カナダドル反発、中銀タカ派スタンス強めるか

2021/12/07 07:29

松島新の週刊2分でわかるカナダ

「原油高を好感」

6日の欧米の外国為替市場は米ドル高地合いでした。新型コロナウイルスのオミクロン型変異種の感染が軽症との見方が広がり心理が改善。アメリカ株式相場は大幅反発、米国債は売られ利回りが大幅上昇したことを手掛かりに米ドル買いがやや優勢でした。

円は対米ドルで下落。ユーロは軟調。英ポンドは小幅高でした。資源国通貨のドルブロックはまちまち。豪ドルは高く推移、NZドルは上値が重い展開でした。カナダドルは対米ドルで0.6%上昇しました。2カ月半ぶりの安値から反発。クロス取引のカナダドル/円は1.2%高、88円80銭台で推移しました。

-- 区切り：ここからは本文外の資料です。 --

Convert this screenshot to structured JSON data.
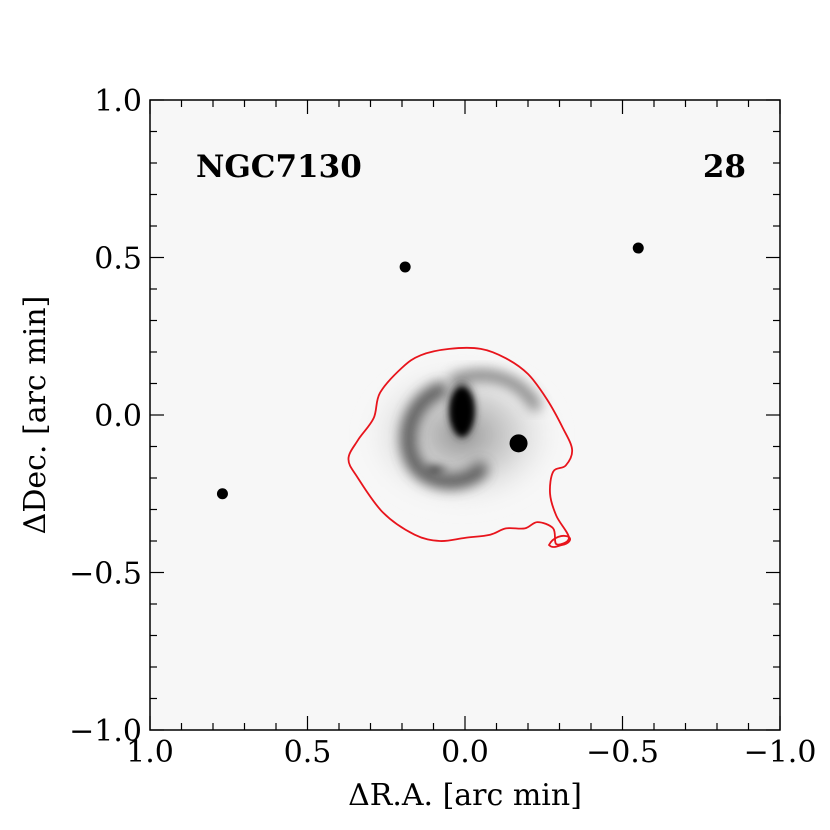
{
  "figure": {
    "galaxy_label": "NGC7130",
    "panel_number": "28",
    "contour_color": "#e8141c"
  },
  "chart_data": {
    "type": "scatter",
    "title": "",
    "xlabel": "ΔR.A. [arc min]",
    "ylabel": "ΔDec. [arc min]",
    "xlim": [
      1.0,
      -1.0
    ],
    "ylim": [
      -1.0,
      1.0
    ],
    "x_ticks": [
      {
        "value": 1.0,
        "label": "1.0"
      },
      {
        "value": 0.5,
        "label": "0.5"
      },
      {
        "value": 0.0,
        "label": "0.0"
      },
      {
        "value": -0.5,
        "label": "−0.5"
      },
      {
        "value": -1.0,
        "label": "−1.0"
      }
    ],
    "y_ticks": [
      {
        "value": 1.0,
        "label": "1.0"
      },
      {
        "value": 0.5,
        "label": "0.5"
      },
      {
        "value": 0.0,
        "label": "0.0"
      },
      {
        "value": -0.5,
        "label": "−0.5"
      },
      {
        "value": -1.0,
        "label": "−1.0"
      }
    ],
    "stars": [
      {
        "x": 0.19,
        "y": 0.47
      },
      {
        "x": -0.55,
        "y": 0.53
      },
      {
        "x": 0.77,
        "y": -0.25
      },
      {
        "x": -0.17,
        "y": -0.09
      }
    ],
    "contour": [
      [
        0.2,
        0.15
      ],
      [
        0.14,
        0.19
      ],
      [
        0.05,
        0.21
      ],
      [
        -0.05,
        0.21
      ],
      [
        -0.13,
        0.18
      ],
      [
        -0.2,
        0.13
      ],
      [
        -0.26,
        0.05
      ],
      [
        -0.31,
        -0.04
      ],
      [
        -0.34,
        -0.11
      ],
      [
        -0.32,
        -0.16
      ],
      [
        -0.28,
        -0.18
      ],
      [
        -0.27,
        -0.25
      ],
      [
        -0.29,
        -0.32
      ],
      [
        -0.33,
        -0.39
      ],
      [
        -0.29,
        -0.41
      ],
      [
        -0.28,
        -0.36
      ],
      [
        -0.23,
        -0.34
      ],
      [
        -0.19,
        -0.36
      ],
      [
        -0.13,
        -0.36
      ],
      [
        -0.08,
        -0.38
      ],
      [
        0.0,
        -0.39
      ],
      [
        0.08,
        -0.4
      ],
      [
        0.16,
        -0.38
      ],
      [
        0.26,
        -0.31
      ],
      [
        0.34,
        -0.2
      ],
      [
        0.37,
        -0.14
      ],
      [
        0.34,
        -0.08
      ],
      [
        0.29,
        -0.01
      ],
      [
        0.27,
        0.07
      ]
    ]
  }
}
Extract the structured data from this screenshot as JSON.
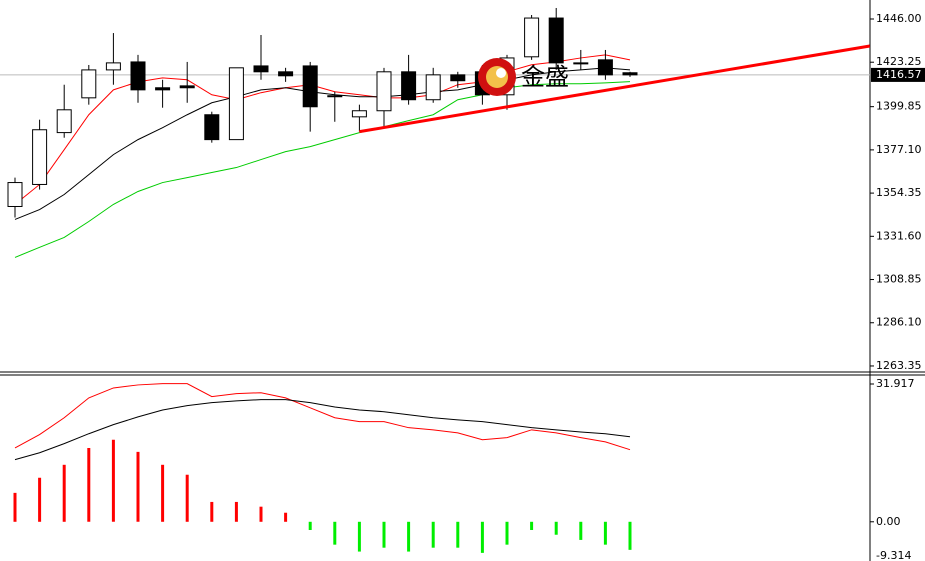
{
  "chart_data": [
    {
      "type": "candlestick",
      "watermark": "金盛",
      "open": [
        1347.3,
        1358.9,
        1386.2,
        1404.5,
        1419.2,
        1423.4,
        1409.8,
        1410.8,
        1395.6,
        1382.5,
        1421.3,
        1418.2,
        1421.3,
        1405.6,
        1394.5,
        1397.7,
        1418.2,
        1403.5,
        1416.6,
        1418.2,
        1406.1,
        1426.1,
        1446.5,
        1422.9,
        1424.5,
        1417.7
      ],
      "high": [
        1362.5,
        1393.0,
        1411.4,
        1421.8,
        1438.6,
        1427.1,
        1414.0,
        1423.4,
        1397.2,
        1420.3,
        1437.6,
        1420.3,
        1423.4,
        1407.7,
        1400.9,
        1420.3,
        1427.1,
        1420.3,
        1418.2,
        1421.8,
        1427.1,
        1448.1,
        1451.8,
        1429.7,
        1429.7,
        1418.2
      ],
      "low": [
        1341.5,
        1356.2,
        1383.5,
        1400.9,
        1411.4,
        1401.9,
        1399.3,
        1401.9,
        1380.9,
        1382.5,
        1414.0,
        1412.9,
        1386.7,
        1391.9,
        1386.7,
        1388.8,
        1400.9,
        1401.9,
        1409.8,
        1400.9,
        1398.2,
        1424.5,
        1419.2,
        1419.2,
        1414.0,
        1415.5
      ],
      "close": [
        1359.9,
        1387.7,
        1398.2,
        1419.2,
        1422.9,
        1408.7,
        1408.7,
        1409.8,
        1382.5,
        1420.3,
        1418.2,
        1416.1,
        1399.8,
        1405.6,
        1397.7,
        1418.2,
        1403.5,
        1416.6,
        1413.5,
        1406.1,
        1425.5,
        1446.5,
        1422.9,
        1422.9,
        1416.6,
        1416.6
      ],
      "series": [
        {
          "color": "#ff0000",
          "values": [
            1348.4,
            1358.9,
            1377.2,
            1395.6,
            1408.7,
            1412.9,
            1415.0,
            1414.0,
            1406.1,
            1403.5,
            1407.2,
            1409.8,
            1411.4,
            1407.7,
            1406.1,
            1404.5,
            1404.5,
            1406.1,
            1411.4,
            1412.9,
            1418.2,
            1421.9,
            1423.4,
            1425.5,
            1427.1,
            1424.5
          ]
        },
        {
          "color": "#000000",
          "values": [
            1340.5,
            1345.7,
            1353.6,
            1364.1,
            1374.6,
            1382.5,
            1388.8,
            1395.6,
            1401.9,
            1405.1,
            1408.7,
            1409.8,
            1407.7,
            1406.1,
            1405.1,
            1405.1,
            1406.1,
            1407.7,
            1408.7,
            1411.4,
            1414.0,
            1416.6,
            1418.2,
            1419.2,
            1420.3,
            1419.2
          ]
        },
        {
          "color": "#00cc00",
          "values": [
            1320.5,
            1325.8,
            1331.0,
            1339.4,
            1348.4,
            1355.2,
            1359.9,
            1362.5,
            1365.2,
            1367.8,
            1372.0,
            1376.2,
            1378.8,
            1382.5,
            1386.2,
            1389.3,
            1392.5,
            1395.6,
            1403.5,
            1406.1,
            1409.8,
            1411.4,
            1411.9,
            1411.9,
            1412.4,
            1413.0
          ]
        }
      ],
      "trendline": {
        "x": [
          14,
          34.75
        ],
        "values": [
          1386.7,
          1431.8
        ],
        "color": "#ff0000"
      },
      "current_price": 1416.57,
      "ylim": [
        1260.7,
        1456.0
      ],
      "yticks": [
        {
          "value": 1446,
          "label": "1446.00"
        },
        1423.25,
        1399.85,
        {
          "value": 1377.1,
          "label": "1377.10"
        },
        1354.35,
        {
          "value": 1331.6,
          "label": "1331.60"
        },
        1308.85,
        {
          "value": 1286.1,
          "label": "1286.10"
        },
        1263.35
      ]
    },
    {
      "type": "macd",
      "values": [
        6.7,
        10.2,
        13.2,
        17.1,
        19.0,
        16.2,
        13.2,
        10.9,
        4.6,
        4.6,
        3.5,
        2.1,
        -1.9,
        -5.3,
        -6.9,
        -6.0,
        -6.9,
        -6.0,
        -6.0,
        -7.2,
        -5.3,
        -1.9,
        -3.0,
        -4.2,
        -5.3,
        -6.5
      ],
      "color_positive": "#ff0000",
      "color_negative": "#00ee00",
      "series": [
        {
          "color": "#ff0000",
          "values": [
            17.1,
            20.2,
            24.1,
            28.7,
            31.0,
            31.7,
            32.0,
            32.0,
            29.0,
            29.7,
            29.9,
            28.7,
            26.4,
            24.1,
            23.2,
            23.2,
            21.8,
            21.3,
            20.6,
            19.0,
            19.5,
            21.3,
            20.6,
            19.5,
            18.5,
            16.7
          ]
        },
        {
          "color": "#000000",
          "values": [
            14.4,
            16.0,
            18.1,
            20.4,
            22.5,
            24.3,
            25.9,
            26.9,
            27.6,
            28.0,
            28.3,
            28.3,
            27.6,
            26.6,
            25.9,
            25.5,
            24.8,
            24.1,
            23.6,
            23.2,
            22.5,
            21.8,
            21.3,
            20.8,
            20.4,
            19.7
          ]
        }
      ],
      "ylim": [
        -9.314,
        33.77
      ],
      "yticks": [
        31.917,
        {
          "value": 0,
          "label": "0.00"
        },
        -9.314
      ]
    }
  ]
}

金融市場全体のリスク選好ムード、原油相場が4.9%高と急上昇したことがカナダドルの支援材料でした。

「売り越し幅拡大」

アメリカの商品先物取引委員会(CFTC)のIMM通貨先物の非商業(投機)部門の統計によりますと、30日までの1週間のカナダドルは1万4075枚の売り越し(1枚は10万カナダドル)。前週の3135枚から売り越し幅が拡大しました。カナダドルのバイアスはニュートラル(中立)からベア(弱気)に変わりました。

スコシアバンクのアナリストは、11月末に原油相場が大幅下落したことでカナダドルのショート(売り)が増えたとコメント。ショート・ポジションは10月中旬以来の大きさだったとしています。

「強い雇用統計」

予想を下振れたアメリカの雇用統計と対照的に、カナダの11月雇用統計は非常に強い内容でした。雇用者数は10月の3万1200人増から15万3700人増に伸びが加速、予想の3万7500人を大幅に上振れました。失業率は6.7%から6.0%に低下、予想の6.6%より大幅に改善しました。

カナダ銀行(中央銀行)は8日に金融政策決定会合を開きます。雇用統計、インフレ指標、第3四半期の国内総生産(GDP)が予想を上回ったことを受け、タカ派なメッセージが発せられるとの期待があります。前回10月の会合では4月に0.25%利上げする可能性を示唆。今回の会合における政策変更は予想されていませんが、政策金利引き上げ示唆を一段強めるかが焦点です。

CIBCは、カナダ中銀がタカ派スタンスを維持すると予想されるものの、オミクロン株の感染拡大の影響をどう見通しているかが注目だとコメントしました。カナダ国内では先週末時点で15人のオミクロン感染者が確認されています。

10月後半からカナダドルの下落基調が続いています。原油相場の低迷とアメリカの連邦準備理事会(FRB)の金融引き締め観測が背景。8日のカナダ中銀の会合と来週15日のFRBの連邦公開市場委員会(FOMC)がカナダドルを動かす可能性があります。当面、金融市場の心理、原油相場、アメリカの株式相場の影響を受けるとみられます。

60セカンド・インベスターのストラテジストは、7日発表のIVEY購買担当者景気指数(PMI)と国際商品貿易統計がカナダ経済の回復を示す見通し、カナダドルの対米ドル相場は一段高になる可能性が高いことをチャートが示唆しているとコメントしました。BMOは、3日付け見通しで、来年第1四半期(1~3月)のカナダドル/円の平均は90円20銭と予想しました。